Move over, Willy Wonka
These Blue Hens have parlayed their UDairy experience into cool careers in food
August 08, 2024
Sister Act
Liz Vacchiano, ANR15, a seeingeye dog instructor, and Josephine Vacchiano, EHD17, a middle school science teacher, worked at UDairy Creamery together while on campus.
Now, the sisters are taking their ice cream-making skills to a store on their family’s eponymous New Jersey farm. On the weekends, they make ice cream cakes, sandwiches and popsicles using ingredients grown on their land.
When do they sleep?
“We get that question a lot,” Liz laughs, adding that ice cream is “the best reward for hard work.”
Condiment King
His days regularly begin with a taste of mayo. As principal scientist with Kraft Heinz, Chris Carroll, ANR15, brings sauces from concept to commercialization.
His UDairy mentors? “Recognized my creative spark before I did.”
Milk Man
There are no cows at the 100-year-old Hy-Point Dairy Farm in Wilmington, Del. Instead, Dan Meany, ANR09—one of the former students responsible for the founding of UDairy—and his family of Blue Hen alumni pick up milk produced by cows on farms throughout Delaware, Maryland, New Jersey and Pennsylvania, and they process it to make it safe—35,000 gallons per day, 24 hours per day. They also turn this milk into an ice cream mix used by dozens of regional creameries—including, for many years, UDairy.
Crunch Time
How do leading snack brands get the perfect flavor for their chips?
In part, thanks to Alyssa Chircus, ANR13. A senior food scientist with Fuchs North America, she cooks up options, like a custom barbecue.
Talk Turkey To Me
Are your fudge swirls evenly distributed? Is the texture swoonworthy? And, most importantly, does your ice cream taste great?
If so, you may have Melissa Ollerenshaw, ANR20, to thank. A quality assurance specialist for Turkey Hill, the UDairy veteran
ensures production and safety standards are met in the company’s Conestoga, Pa., plant. This involves microbiology and, yes, taste testing—up to 80 samples a week.

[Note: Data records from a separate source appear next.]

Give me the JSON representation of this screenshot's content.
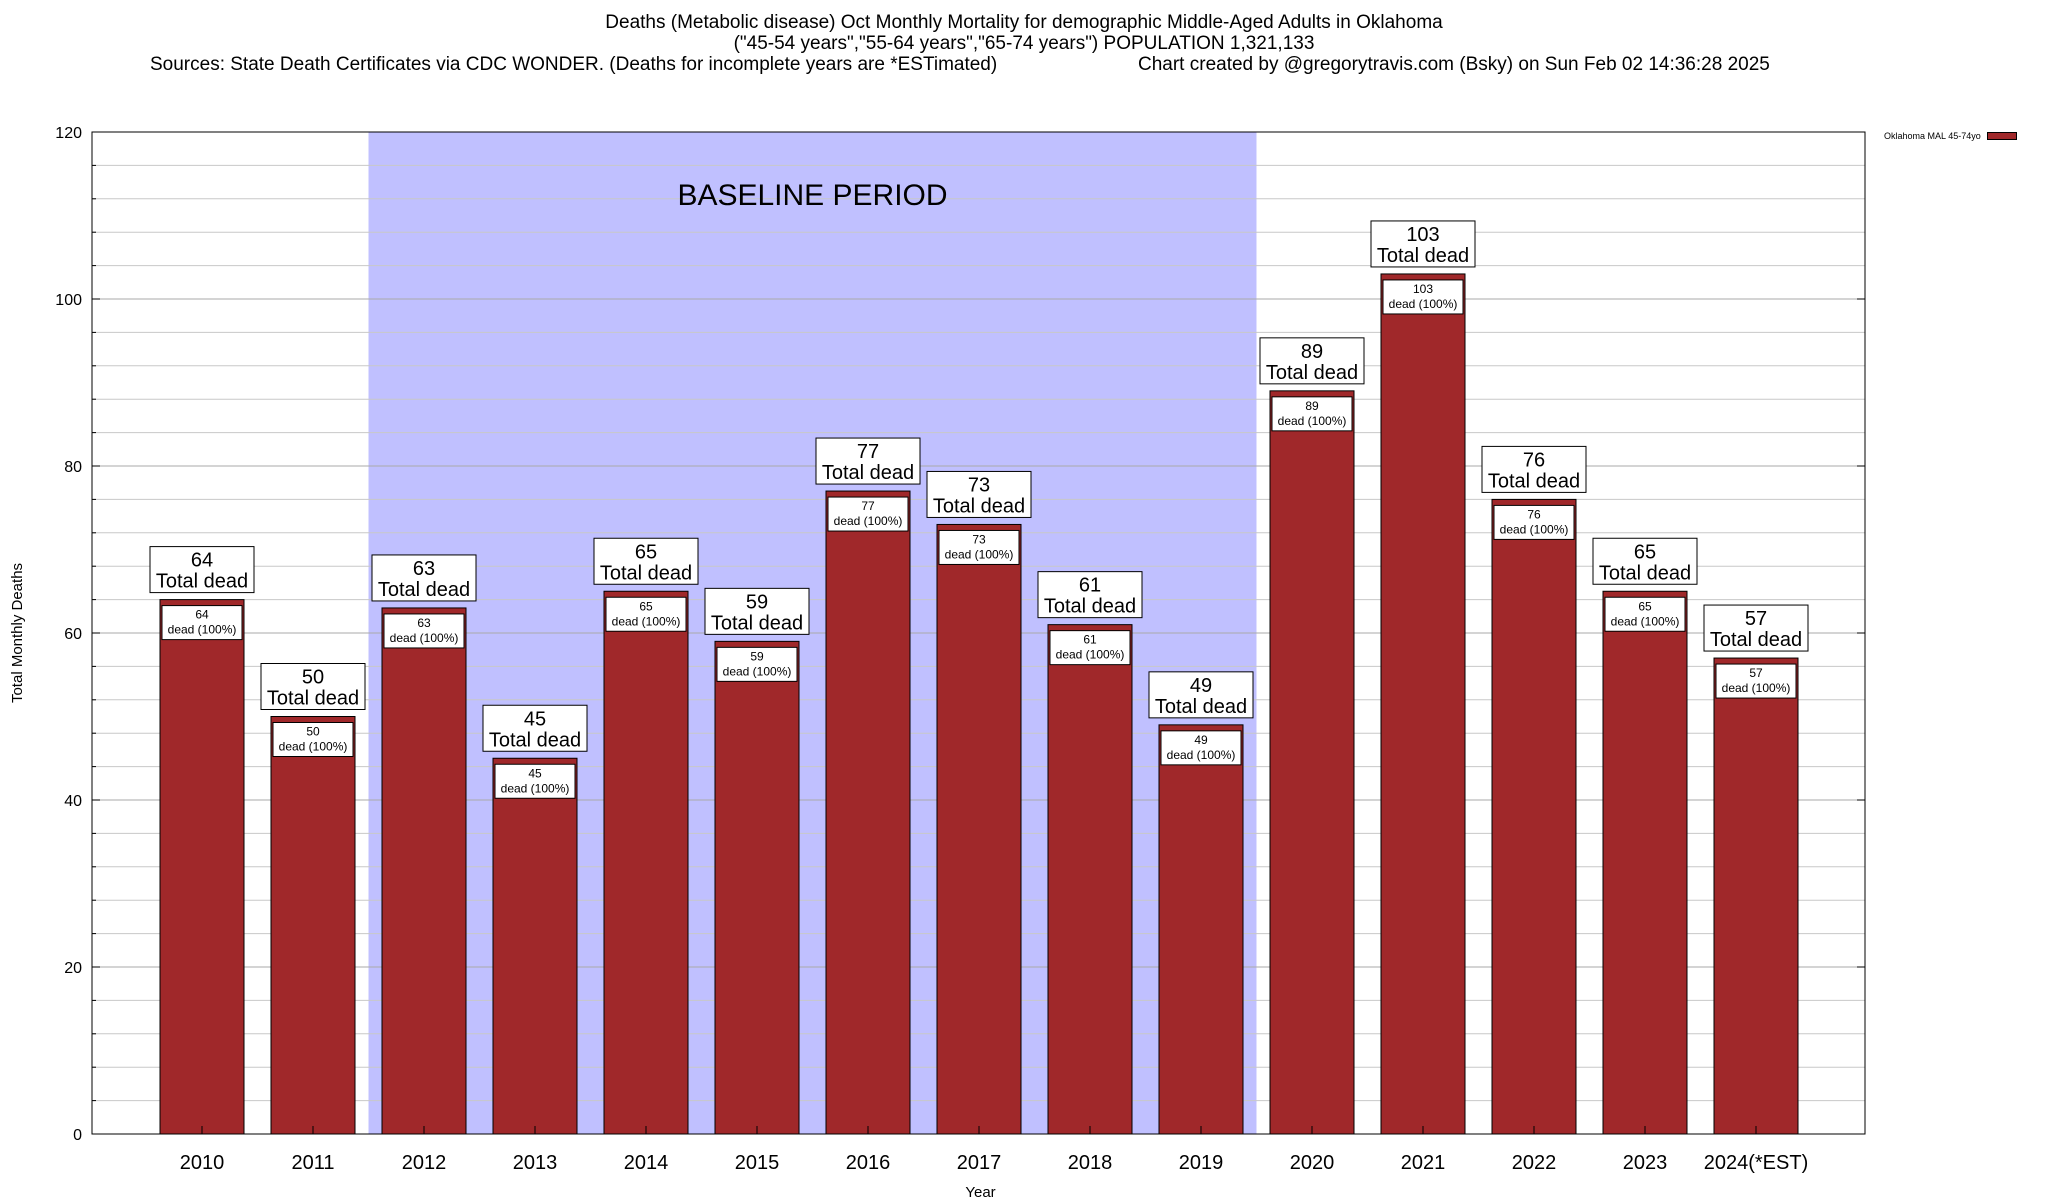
{
  "chart_data": {
    "type": "bar",
    "title": "Deaths (Metabolic disease) Oct Monthly Mortality for demographic Middle-Aged Adults in Oklahoma",
    "subtitle": "(\"45-54 years\",\"55-64 years\",\"65-74 years\") POPULATION 1,321,133",
    "source": "Sources: State Death Certificates via CDC WONDER. (Deaths for incomplete years are *ESTimated)",
    "credit": "Chart created by @gregorytravis.com (Bsky) on Sun Feb 02 14:36:28 2025",
    "xlabel": "Year",
    "ylabel": "Total Monthly Deaths",
    "ylim": [
      0,
      120
    ],
    "yticks": [
      0,
      20,
      40,
      60,
      80,
      100,
      120
    ],
    "grid": true,
    "categories": [
      "2010",
      "2011",
      "2012",
      "2013",
      "2014",
      "2015",
      "2016",
      "2017",
      "2018",
      "2019",
      "2020",
      "2021",
      "2022",
      "2023",
      "2024(*EST)"
    ],
    "series": [
      {
        "name": "Oklahoma MAL 45-74yo",
        "color": "#a0282a",
        "values": [
          64,
          50,
          63,
          45,
          65,
          59,
          77,
          73,
          61,
          49,
          89,
          103,
          76,
          65,
          57
        ]
      }
    ],
    "top_label_suffix": "Total dead",
    "inner_label_suffix": "dead (100%)",
    "baseline": {
      "label": "BASELINE PERIOD",
      "from": "2012",
      "to": "2019",
      "color": "#c0c0ff"
    },
    "legend_position": "top-right"
  }
}
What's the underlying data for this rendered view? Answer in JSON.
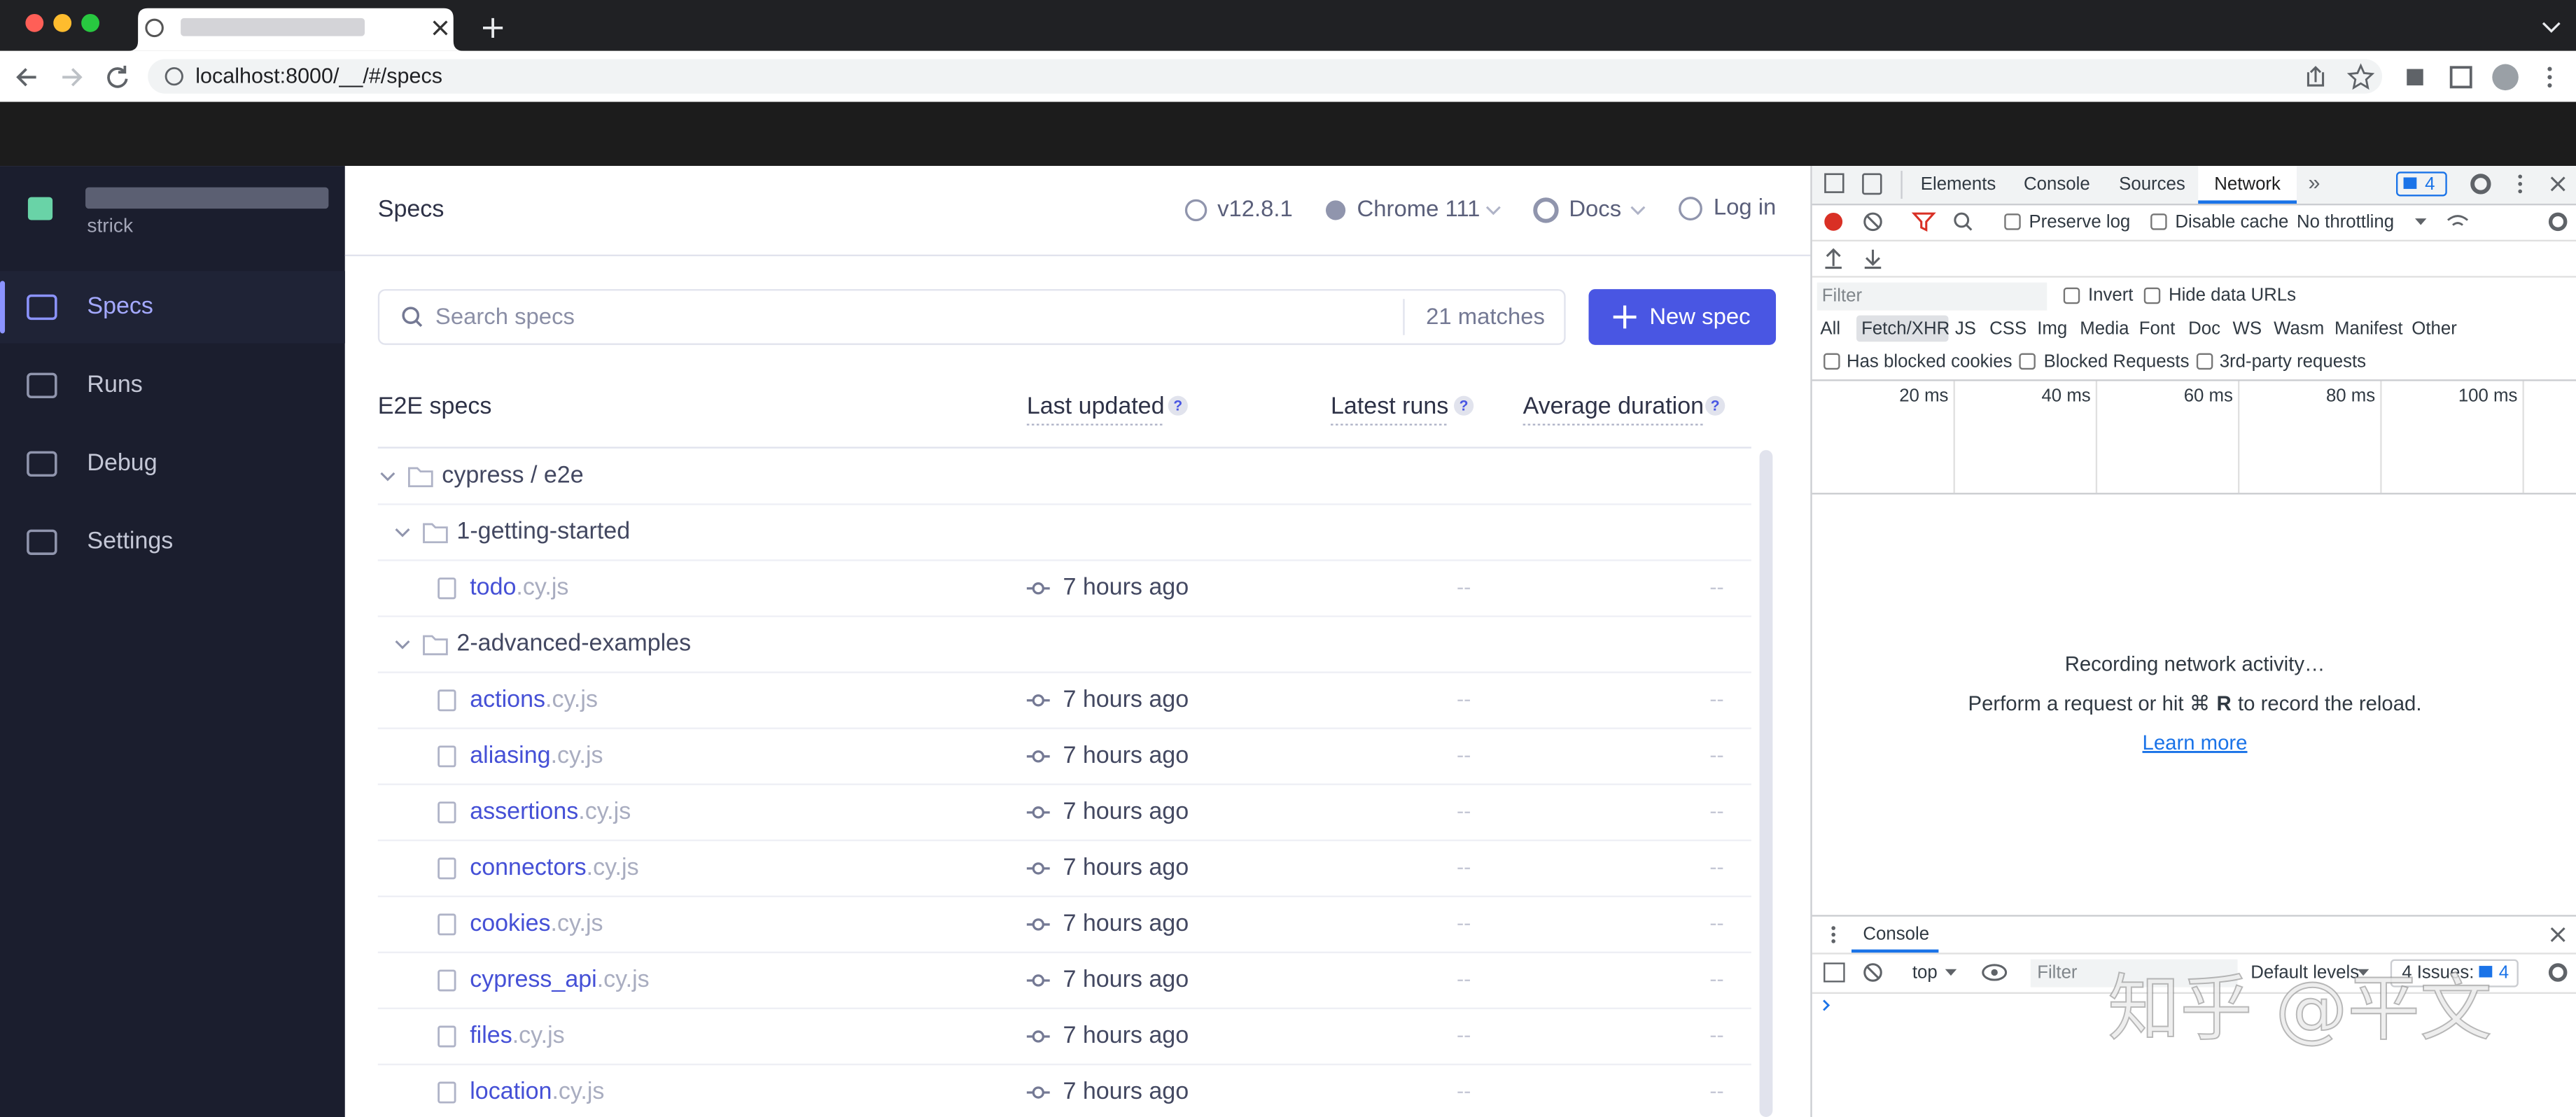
{
  "browser": {
    "url": "localhost:8000/__/#/specs"
  },
  "sidebar": {
    "branch": "strick",
    "nav": [
      "Specs",
      "Runs",
      "Debug",
      "Settings"
    ],
    "active": 0
  },
  "header": {
    "title": "Specs",
    "version": "v12.8.1",
    "browser": "Chrome 111",
    "docs": "Docs",
    "login": "Log in"
  },
  "search": {
    "placeholder": "Search specs",
    "matches": "21 matches",
    "new_spec": "New spec"
  },
  "table": {
    "columns": [
      "E2E specs",
      "Last updated",
      "Latest runs",
      "Average duration"
    ],
    "help": "?",
    "tree": {
      "name": "cypress / e2e",
      "folders": [
        {
          "name": "1-getting-started",
          "files": [
            {
              "name": "todo",
              "ext": ".cy.js",
              "updated": "7 hours ago",
              "runs": "--",
              "duration": "--"
            }
          ]
        },
        {
          "name": "2-advanced-examples",
          "files": [
            {
              "name": "actions",
              "ext": ".cy.js",
              "updated": "7 hours ago",
              "runs": "--",
              "duration": "--"
            },
            {
              "name": "aliasing",
              "ext": ".cy.js",
              "updated": "7 hours ago",
              "runs": "--",
              "duration": "--"
            },
            {
              "name": "assertions",
              "ext": ".cy.js",
              "updated": "7 hours ago",
              "runs": "--",
              "duration": "--"
            },
            {
              "name": "connectors",
              "ext": ".cy.js",
              "updated": "7 hours ago",
              "runs": "--",
              "duration": "--"
            },
            {
              "name": "cookies",
              "ext": ".cy.js",
              "updated": "7 hours ago",
              "runs": "--",
              "duration": "--"
            },
            {
              "name": "cypress_api",
              "ext": ".cy.js",
              "updated": "7 hours ago",
              "runs": "--",
              "duration": "--"
            },
            {
              "name": "files",
              "ext": ".cy.js",
              "updated": "7 hours ago",
              "runs": "--",
              "duration": "--"
            },
            {
              "name": "location",
              "ext": ".cy.js",
              "updated": "7 hours ago",
              "runs": "--",
              "duration": "--"
            }
          ]
        }
      ]
    }
  },
  "devtools": {
    "tabs": [
      "Elements",
      "Console",
      "Sources",
      "Network"
    ],
    "active_tab": 3,
    "issues": "4",
    "preserve_log": "Preserve log",
    "disable_cache": "Disable cache",
    "throttling": "No throttling",
    "filter": "Filter",
    "invert": "Invert",
    "hide_data_urls": "Hide data URLs",
    "types": [
      "All",
      "Fetch/XHR",
      "JS",
      "CSS",
      "Img",
      "Media",
      "Font",
      "Doc",
      "WS",
      "Wasm",
      "Manifest",
      "Other"
    ],
    "active_type": 1,
    "blocked_cookies": "Has blocked cookies",
    "blocked_requests": "Blocked Requests",
    "third_party": "3rd-party requests",
    "timeline": [
      "20 ms",
      "40 ms",
      "60 ms",
      "80 ms",
      "100 ms"
    ],
    "empty": {
      "title": "Recording network activity…",
      "hint_before": "Perform a request or hit ⌘",
      "hint_key": "R",
      "hint_after": "to record the reload.",
      "link": "Learn more"
    },
    "drawer": {
      "tab": "Console",
      "context": "top",
      "filter": "Filter",
      "levels": "Default levels",
      "issues_label": "4 Issues:",
      "issues_count": "4"
    }
  },
  "watermark": "知乎 @平文"
}
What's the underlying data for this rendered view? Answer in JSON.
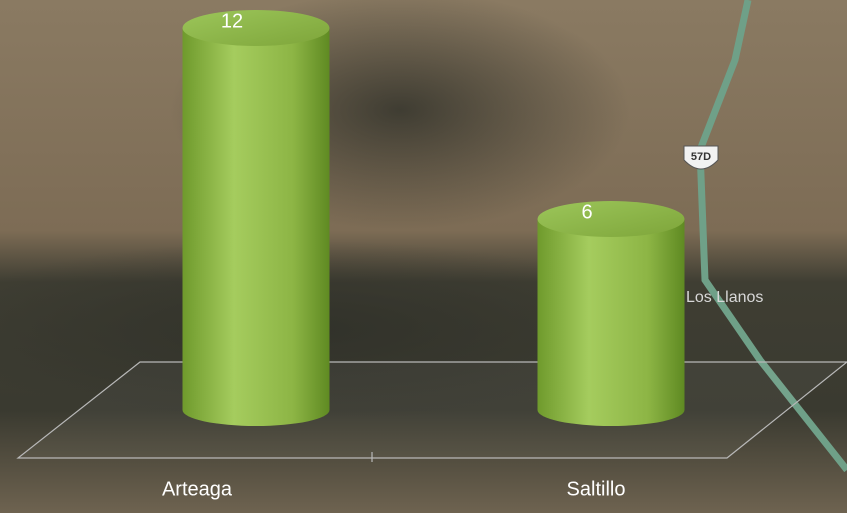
{
  "chart_data": {
    "type": "bar",
    "categories": [
      "Arteaga",
      "Saltillo"
    ],
    "values": [
      12,
      6
    ],
    "color": "#8fb84a",
    "ylim": [
      0,
      12
    ]
  },
  "map": {
    "route_shield": "57D",
    "place_label": "Los Llanos"
  }
}
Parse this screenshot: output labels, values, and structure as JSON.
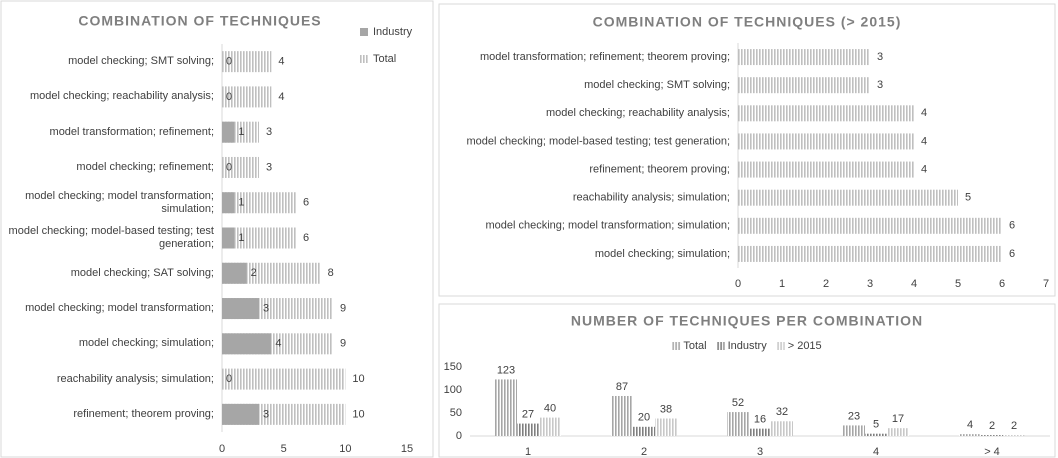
{
  "chart_data": [
    {
      "type": "bar",
      "orientation": "horizontal",
      "title": "COMBINATION OF TECHNIQUES",
      "categories": [
        "model checking; SMT solving;",
        "model checking; reachability analysis;",
        "model transformation; refinement;",
        "model checking; refinement;",
        "model checking; model transformation; simulation;",
        "model checking; model-based testing; test generation;",
        "model checking; SAT solving;",
        "model checking; model transformation;",
        "model checking; simulation;",
        "reachability analysis; simulation;",
        "refinement; theorem proving;"
      ],
      "series": [
        {
          "name": "Total",
          "color": "#bfbfbf",
          "fill": "striped",
          "values": [
            4,
            4,
            3,
            3,
            6,
            6,
            8,
            9,
            9,
            10,
            10
          ]
        },
        {
          "name": "Industry",
          "color": "#a6a6a6",
          "fill": "solid",
          "values": [
            0,
            0,
            1,
            0,
            1,
            1,
            2,
            3,
            4,
            0,
            3
          ]
        }
      ],
      "legend_order": [
        1,
        0
      ],
      "legend": "right",
      "xlim": [
        0,
        15
      ],
      "xticks": [
        0,
        5,
        10,
        15
      ]
    },
    {
      "type": "bar",
      "orientation": "horizontal",
      "title": "COMBINATION OF TECHNIQUES (> 2015)",
      "categories": [
        "model transformation; refinement; theorem proving;",
        "model checking; SMT solving;",
        "model checking; reachability analysis;",
        "model checking; model-based testing; test generation;",
        "refinement; theorem proving;",
        "reachability analysis; simulation;",
        "model checking; model transformation; simulation;",
        "model checking; simulation;"
      ],
      "series": [
        {
          "color": "#bfbfbf",
          "fill": "striped",
          "values": [
            3,
            3,
            4,
            4,
            4,
            5,
            6,
            6
          ]
        }
      ],
      "xlim": [
        0,
        7
      ],
      "xticks": [
        0,
        1,
        2,
        3,
        4,
        5,
        6,
        7
      ]
    },
    {
      "type": "bar",
      "orientation": "vertical",
      "title": "NUMBER OF TECHNIQUES PER COMBINATION",
      "categories": [
        "1",
        "2",
        "3",
        "4",
        "> 4"
      ],
      "series": [
        {
          "name": "Total",
          "color": "#a6a6a6",
          "fill": "striped",
          "values": [
            123,
            87,
            52,
            23,
            4
          ]
        },
        {
          "name": "Industry",
          "color": "#7f7f7f",
          "fill": "striped",
          "values": [
            27,
            20,
            16,
            5,
            2
          ]
        },
        {
          "name": "> 2015",
          "color": "#c8c8c8",
          "fill": "striped",
          "values": [
            40,
            38,
            32,
            17,
            2
          ]
        }
      ],
      "legend": "top",
      "ylim": [
        0,
        150
      ],
      "yticks": [
        0,
        50,
        100,
        150
      ]
    }
  ]
}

“It’s pretty awesome,” Ollerenshaw says. “I still geek out over my job.”
Soup's On
His career path was written not in the stars, but in the Spaghettios.
A brand manager for Campbell Soup Company, Keith Medwid, ANR17, works on new product innovation.
His teamwork skills? Honed at UDairy: “We were a family.”
Cool Teach
As the founding manager turned director of UDairy, Melinda Shaw, BE23M, trained hundreds of students in the fine art of ice cream making—and she found fulfillment in the process. Now, she’s bringing her tasty tutelage to a wider audience. In the studio of her recently opened Hangry Bear Creamery in Kennett Square, Pa., customers sign up for two-hour ice cream-making sessions—boozy milkshakes optional. It’s part fun; part food-science lesson, Shaw says, adding: “Ice cream is magic.”
Secret Agent
A supervisory investigator with the FDA, Myra Gemmill, ANR09, works on smuggling investigations and ensures food products coming into Baltimore Harbor from around the globe are tested for microbiological hazards and other threats.
Out of this World
As a student, he invented UDairy’s Grandma’s Gone Coco-nuts flavor. Now, he does that same work on a global level. A senior product development scientist for Mars Inc., Luke Gargiso, ANR16, conceives of treats, creates prototypes and then scales them.
He’s brought to life some of your favorite frozen indulgences (hello, SNICKERS Brownie Bar).
“People warned me I’d get sick of eating this stuff, but not yet,” he says. “I’m in the right place.”
Pop Science
It’s like CSI for soda. Jake Mallon, ANR20, does forensics for PepsiCo., meaning he conducts high-tech testing (gas chromatography, anyone?) on beverage samples from around the world to ensure quality and safety.